Once on the other side, Fred turned the launch towards the south bank. From overhead came the sound of a helicopter.
‘I hope to God that’s one of ours,’ said Cook, glancing up.
‘I didn’t call one,’ said Dana. ‘I think we can assume it’s not.’
‘Friggin’ circus,’ said Cook.
‘I think the question is, how did it get down there?’ Dana said to Mark. ‘David thinks it was swung on a rope and dropped from above. There might be something attached to the bag to help it snag, but basically it was touch and go whether it would catch on something or just go tumbling down into the water.’
‘So what’s the plan?’
‘The plan is to send a climber up to release it and lower it down to us,’ said Dana. ‘We’re just going to pick up and brief Spiderman, apparently.’
Mark did his one-eyebrow trick. ‘Who else?’ he said.

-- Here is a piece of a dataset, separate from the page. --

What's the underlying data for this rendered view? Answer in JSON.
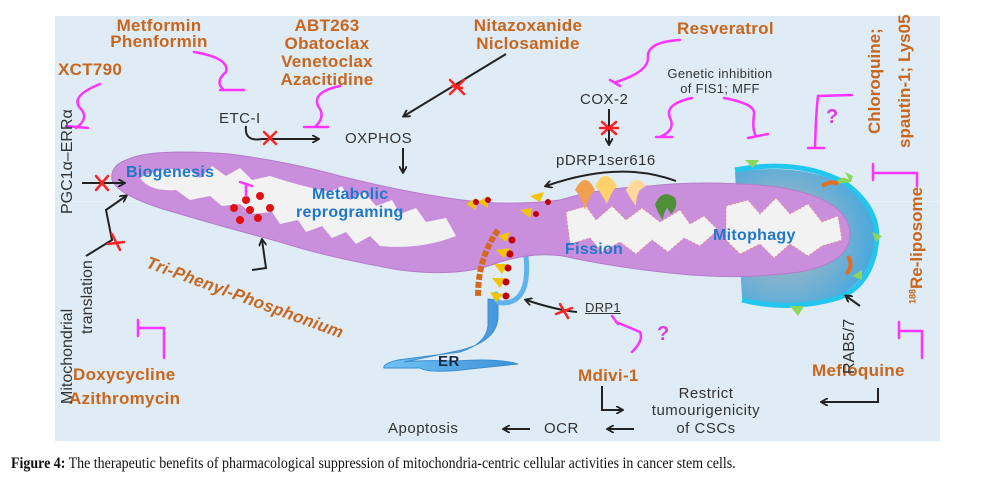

‘Spiderman’s the nickname of our best climber,’ said Cook. ‘Young officer, not been with us long. Bit of a loose cannon, just between us, but he got his name for a reason.’
‘He didn’t meet us at Wapping because no one ever knows what bed he’s going to be sleeping in,’ said Dana. ‘There’s a list of young women police officers and the team have to go through them systematically. It takes a while.’
‘He answered his mobile on the first call and he’s on his way,’ said Cook. ‘He’s a complete teetotaller so we never have to worry about calling him out. He’s the right man for the job, Dana. That’s a tricky climb, it’s dark and it’s wet. If the kid were definitely dead, we’d be taking much more time to prepare. Possibly even waiting till morning. If I send a less experienced climber up, there’s every chance he’ll slip.’
‘And you don’t want footage of one of your officers dangling in mid-air from Southwark Bridge while the world waits for us to bring down a child’s body,’ said Mark. ‘The man’s got a point, Tully.’
‘He’s arrived, Sir,’ Fred called from below. ‘He’s just kitting up.’
‘I’m rather curious to meet this bloke,’ said Mark. ‘Must get his autograph for Huck when it’s all over.’
When this was all over, they’d be transporting the body of a child exactly Huck’s age to the mortuary and she’d be on her way to tell his parents. Dana told herself to take it easy. Black humour was stock in trade for police officers. It was how they detached.